Esma-ül Hüsnâ arasından Bâri adının seçilmesi ve Bakara suresinin 54. Ayetinde zikredilmesi ise şu konuya işaret ediyor:

“Tüm mahlukları özel nizam ve plana göre ölçen, takdir eden ve her birini belirli maslahat ve hedefler için uyumlu hale getiren, kudret, ilim ve hikmet sahibi olan yüce Allah, cehalet ve aptallık ile atasözlere konu olan boğa veya buzağıya tapmaktan daha layıktır. Bu yüzden buzağıyı, hikmet sahibi olan Allah’ın yerine koyanların iç güdülerini canlandırmak ve fıtratını uyandırmak gerekir, belki ibret alır. Bu ayette mübarek Bâri adı, zihinlerde hedefli ve hikmetli yaratılışı çiziyor. Zira Subhan olan Allah, ham maddeleri yaratmanın ardından onları toplayıp birbiri ile telfik etti. Sonra hesaplamalar ve ölçümler ve onları hedeflendirmekle, onların içini etrafı ile uyumlu hale getirerek ayarladı ve böylece Subhan Allah, Bâri olarak adlandırıldı.”

Kur'an-ı Kerim A’râf suresinin 180. Ayetinde şöyle buyuruyor:

وَلِلّٰهِ الْاَسْمَٓاءُ الْحُسْنٰى فَادْعُوهُ بِهَاۖ وَذَرُوا الَّذ۪ینَ یُلْحِدُونَ ف۪ٓی اَسْمَٓائِه۪ۜ سَیُجْزَوْنَ مَا کَانُوا یَعْمَلُونَ

En güzel isimler Allah’ındır; bu güzel isimlerle O’na dua edin, O’nun isimleri hakkında doğru inançtan sapanları kendi başlarına bırakın.

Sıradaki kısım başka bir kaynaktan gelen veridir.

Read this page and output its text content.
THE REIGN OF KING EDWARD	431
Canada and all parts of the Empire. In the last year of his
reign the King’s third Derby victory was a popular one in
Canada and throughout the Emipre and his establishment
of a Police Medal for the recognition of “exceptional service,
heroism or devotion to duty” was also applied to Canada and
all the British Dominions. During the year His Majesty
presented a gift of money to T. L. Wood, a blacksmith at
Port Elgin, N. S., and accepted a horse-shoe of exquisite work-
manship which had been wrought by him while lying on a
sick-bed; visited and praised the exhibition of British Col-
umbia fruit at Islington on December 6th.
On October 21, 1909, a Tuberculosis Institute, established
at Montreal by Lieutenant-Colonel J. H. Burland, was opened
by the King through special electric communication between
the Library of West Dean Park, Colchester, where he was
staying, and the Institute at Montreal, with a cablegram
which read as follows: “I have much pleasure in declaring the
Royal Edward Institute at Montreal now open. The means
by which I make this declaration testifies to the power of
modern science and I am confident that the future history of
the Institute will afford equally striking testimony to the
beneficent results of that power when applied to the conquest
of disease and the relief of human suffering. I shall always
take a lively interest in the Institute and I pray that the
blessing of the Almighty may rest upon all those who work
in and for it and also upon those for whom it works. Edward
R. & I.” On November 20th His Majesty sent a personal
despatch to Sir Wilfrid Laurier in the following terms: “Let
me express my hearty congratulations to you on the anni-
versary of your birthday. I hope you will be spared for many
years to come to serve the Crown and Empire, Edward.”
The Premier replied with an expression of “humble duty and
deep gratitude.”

Onlar yaptıklarının cezasını çekecekler!

Daha önce de belirttiğimiz gibi Allah’ı Esma-ül Hüsnâ ile çağırmanın hedefi sadece bu isimleri dile getirmek değil, yani sadece ya Hâlik veya Ya Bâri demek yeterli değil; aslında bu isimlerin, yüce Allah’ın bol ve geniş rahmeti, gücü ve bilgisinin ışığını kendimizde tecelli etmesine çalışmalıyız. O zaman kendimiz ve içinde yaşadığımız toplumu, cehennemliklerin safından ayırabiliriz.

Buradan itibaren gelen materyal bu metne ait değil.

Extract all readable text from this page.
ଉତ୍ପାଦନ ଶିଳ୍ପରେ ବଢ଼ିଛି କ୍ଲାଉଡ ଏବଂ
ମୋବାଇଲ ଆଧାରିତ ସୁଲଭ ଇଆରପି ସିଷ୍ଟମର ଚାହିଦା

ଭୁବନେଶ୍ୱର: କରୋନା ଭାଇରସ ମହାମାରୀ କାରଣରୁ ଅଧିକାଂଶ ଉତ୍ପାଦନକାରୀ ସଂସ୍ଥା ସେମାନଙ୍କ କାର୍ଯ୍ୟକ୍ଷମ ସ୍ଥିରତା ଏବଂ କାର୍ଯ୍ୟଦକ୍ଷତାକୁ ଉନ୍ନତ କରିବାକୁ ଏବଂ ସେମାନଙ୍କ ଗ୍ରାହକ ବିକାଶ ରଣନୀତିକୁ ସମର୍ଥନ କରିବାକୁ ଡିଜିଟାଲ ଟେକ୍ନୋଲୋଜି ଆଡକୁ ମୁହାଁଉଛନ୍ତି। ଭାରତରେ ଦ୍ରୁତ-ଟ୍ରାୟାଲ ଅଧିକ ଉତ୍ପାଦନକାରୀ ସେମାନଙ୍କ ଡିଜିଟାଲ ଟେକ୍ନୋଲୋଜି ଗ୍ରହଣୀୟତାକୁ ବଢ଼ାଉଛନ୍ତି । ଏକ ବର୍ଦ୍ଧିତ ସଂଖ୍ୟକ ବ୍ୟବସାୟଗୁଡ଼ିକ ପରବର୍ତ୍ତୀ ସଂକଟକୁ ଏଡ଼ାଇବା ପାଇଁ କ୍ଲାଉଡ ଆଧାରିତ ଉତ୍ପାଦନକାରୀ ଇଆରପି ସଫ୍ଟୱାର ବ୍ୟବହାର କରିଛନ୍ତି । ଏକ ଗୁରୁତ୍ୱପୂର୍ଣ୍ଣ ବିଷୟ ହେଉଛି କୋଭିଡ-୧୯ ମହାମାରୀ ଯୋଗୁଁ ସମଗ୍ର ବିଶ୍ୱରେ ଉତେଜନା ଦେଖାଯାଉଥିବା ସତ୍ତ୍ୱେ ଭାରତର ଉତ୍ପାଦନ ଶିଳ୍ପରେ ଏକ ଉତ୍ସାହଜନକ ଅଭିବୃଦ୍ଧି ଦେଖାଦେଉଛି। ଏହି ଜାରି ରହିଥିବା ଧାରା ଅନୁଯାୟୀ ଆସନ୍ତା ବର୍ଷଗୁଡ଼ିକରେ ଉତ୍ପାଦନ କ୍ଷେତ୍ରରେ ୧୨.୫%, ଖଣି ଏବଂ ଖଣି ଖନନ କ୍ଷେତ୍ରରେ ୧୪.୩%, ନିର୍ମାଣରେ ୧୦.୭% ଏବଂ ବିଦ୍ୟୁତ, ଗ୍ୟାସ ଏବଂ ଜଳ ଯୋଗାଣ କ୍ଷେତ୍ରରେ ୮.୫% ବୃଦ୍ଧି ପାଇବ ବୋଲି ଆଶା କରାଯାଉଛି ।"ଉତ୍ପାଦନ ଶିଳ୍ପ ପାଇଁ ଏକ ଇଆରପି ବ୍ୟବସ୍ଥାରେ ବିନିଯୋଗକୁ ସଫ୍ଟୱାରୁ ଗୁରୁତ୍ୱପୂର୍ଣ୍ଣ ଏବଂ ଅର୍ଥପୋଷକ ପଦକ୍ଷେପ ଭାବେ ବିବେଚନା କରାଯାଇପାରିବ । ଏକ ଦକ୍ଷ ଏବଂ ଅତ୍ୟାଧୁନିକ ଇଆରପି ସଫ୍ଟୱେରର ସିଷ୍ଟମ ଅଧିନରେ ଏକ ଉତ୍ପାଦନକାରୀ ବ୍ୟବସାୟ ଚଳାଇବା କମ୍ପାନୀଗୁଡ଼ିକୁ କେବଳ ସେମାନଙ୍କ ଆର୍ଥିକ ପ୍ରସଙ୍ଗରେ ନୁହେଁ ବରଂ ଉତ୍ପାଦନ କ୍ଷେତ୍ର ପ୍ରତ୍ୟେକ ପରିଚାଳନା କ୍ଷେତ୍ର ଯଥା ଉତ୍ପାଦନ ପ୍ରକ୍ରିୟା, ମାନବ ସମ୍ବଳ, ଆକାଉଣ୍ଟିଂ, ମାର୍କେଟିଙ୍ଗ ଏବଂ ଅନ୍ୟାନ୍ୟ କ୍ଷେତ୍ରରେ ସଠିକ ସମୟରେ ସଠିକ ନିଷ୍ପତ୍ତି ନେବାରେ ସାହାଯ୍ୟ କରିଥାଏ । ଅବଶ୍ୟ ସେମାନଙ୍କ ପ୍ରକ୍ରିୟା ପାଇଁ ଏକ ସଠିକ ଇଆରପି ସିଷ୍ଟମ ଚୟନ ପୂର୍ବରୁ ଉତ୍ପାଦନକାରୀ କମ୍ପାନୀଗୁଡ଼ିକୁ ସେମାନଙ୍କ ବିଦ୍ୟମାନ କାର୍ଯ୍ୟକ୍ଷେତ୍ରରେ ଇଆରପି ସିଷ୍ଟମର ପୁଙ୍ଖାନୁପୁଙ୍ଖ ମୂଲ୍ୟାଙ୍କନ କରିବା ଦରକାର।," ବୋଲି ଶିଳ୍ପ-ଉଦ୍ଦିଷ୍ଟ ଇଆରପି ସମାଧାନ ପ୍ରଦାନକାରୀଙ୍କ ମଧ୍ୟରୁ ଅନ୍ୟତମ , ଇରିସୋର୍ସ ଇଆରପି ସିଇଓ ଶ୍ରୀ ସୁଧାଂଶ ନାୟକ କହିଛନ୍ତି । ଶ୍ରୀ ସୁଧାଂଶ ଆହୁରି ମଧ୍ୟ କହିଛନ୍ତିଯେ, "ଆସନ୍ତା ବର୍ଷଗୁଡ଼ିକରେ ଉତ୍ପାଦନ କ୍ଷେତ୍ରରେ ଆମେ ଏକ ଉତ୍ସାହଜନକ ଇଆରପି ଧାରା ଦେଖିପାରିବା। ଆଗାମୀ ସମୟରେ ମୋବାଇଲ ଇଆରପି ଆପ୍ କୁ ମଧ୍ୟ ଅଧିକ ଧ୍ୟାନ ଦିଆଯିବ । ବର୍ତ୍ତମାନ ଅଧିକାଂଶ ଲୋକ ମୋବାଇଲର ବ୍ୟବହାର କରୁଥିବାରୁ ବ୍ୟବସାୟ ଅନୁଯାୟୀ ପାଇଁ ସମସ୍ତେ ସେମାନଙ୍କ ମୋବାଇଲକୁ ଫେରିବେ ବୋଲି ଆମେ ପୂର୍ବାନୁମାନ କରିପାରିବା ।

Hiç şüphesiz Esma-ül Hüsnâ marifetine ulaşan biri, Bâri Allah’ın onu yaratırken en iyi, en dakik, en işlevli ve en zarif maddeleri, he türlü eksiklik ve kusurdan tamamen uzak olan maddeleri kullandığını anlar. Aslında Bâri olan Allah her şeyde tecelli ediyor ve insana da Allah gibi kendi amel ve davranışlarında en iyi malzemeleri, yapıları ve ürünleri kullanmayı, davranış ve amellerinde her türlü noksanlık, eksiklik ve kirlilikten uzak durulmayı öğretir.

Burada dikkatinizi çekmek istediğimiz bir konu var; Bâri ismi Hâlik ve Selam isimlerinin birleşmesidir. Selam yüce Allah’ın isimlerinden biridir ve yüce Allah’ın tüm eksikler ve hatalardan müberradır. O, mutlak hayırdır, içinde hiçbir şer olmayan hayır, bu yüzden Allah’a Selam isminin verilmesi ise yüce Allah’ın kullarına, savaş, şer ve zararla değil selamet ve afiyetle davrandığı içindir.

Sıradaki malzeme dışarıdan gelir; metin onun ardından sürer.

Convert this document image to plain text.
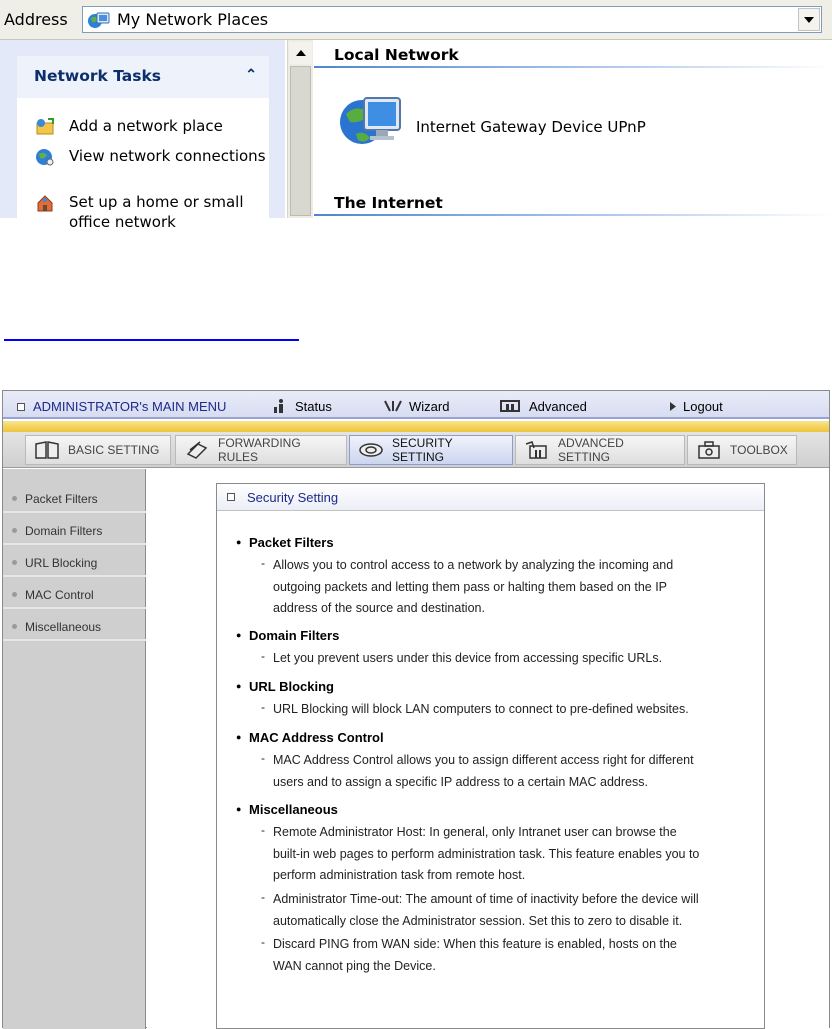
Address	My Network Places
Network Tasks	⌃

Add a network place
View network connections
Set up a home or small office network
Local Network
Internet Gateway Device UPnP
The Internet
ADMINISTRATOR's MAIN MENU	Status	Wizard	Advanced	Logout
BASIC SETTING	FORWARDING RULES
SECURITY SETTING
ADVANCED SETTING	TOOLBOX
Packet Filters
Domain Filters
URL Blocking
MAC Control
Miscellaneous
Security Setting
● Packet Filters
- Allows you to control access to a network by analyzing the incoming and
outgoing packets and letting them pass or halting them based on the IP
address of the source and destination.
● Domain Filters
- Let you prevent users under this device from accessing specific URLs.
● URL Blocking
- URL Blocking will block LAN computers to connect to pre-defined websites.
● MAC Address Control
- MAC Address Control allows you to assign different access right for different
users and to assign a specific IP address to a certain MAC address.
● Miscellaneous
- Remote Administrator Host: In general, only Intranet user can browse the
built-in web pages to perform administration task. This feature enables you to
perform administration task from remote host.
- Administrator Time-out: The amount of time of inactivity before the device will
automatically close the Administrator session. Set this to zero to disable it.
- Discard PING from WAN side: When this feature is enabled, hosts on the
WAN cannot ping the Device.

Bu yüzden İslam dünyasının büyük ariflerden İbn-i Arabi olarak tanınan Muhyiddin İbnü'l-Arabî, Esma-ül Hüsnâ ile ilgili kaleme aldığı “Keşf-ül Mâ’ni en Esma-ül Hüsnâ” aldı kitabında şöyle yazıyor:

Sâlik insan, kendisinin yaratılması için Hâlik ve tüm kusurlar ve eksikliklerden uzak kendi sağlığı için Selam adına ihtiyacı vardır; bu iki ihtiyaç ile Bâri adına ulaşır.

Değerli dinleyiciler bugünkü sohbetimizin sonunda yine ellerimizi semaya açıp yüce Allah’a dua ederek sizlere veda ediyoruz:

Ey bol nimetin sahibi, Ey belaları- felaketleri def eden! Ey her şeyi yoktan yaratan, Ey kederleri gideren, Ey karanlıkları örten, Ey zorluk ve acılara son veren, Ey kerem ve cömertlik sahibi, Ey her sesi duyan, Ey çürümüş kemikleri canlandıran ve ölümden sonra onları oluşturan, Muhammed ve Al-i Muhammed’e selam gönder ve işlerimizde açılış ve çıkış yolu ver Ey celal ve kerem sahibi Allah’ım.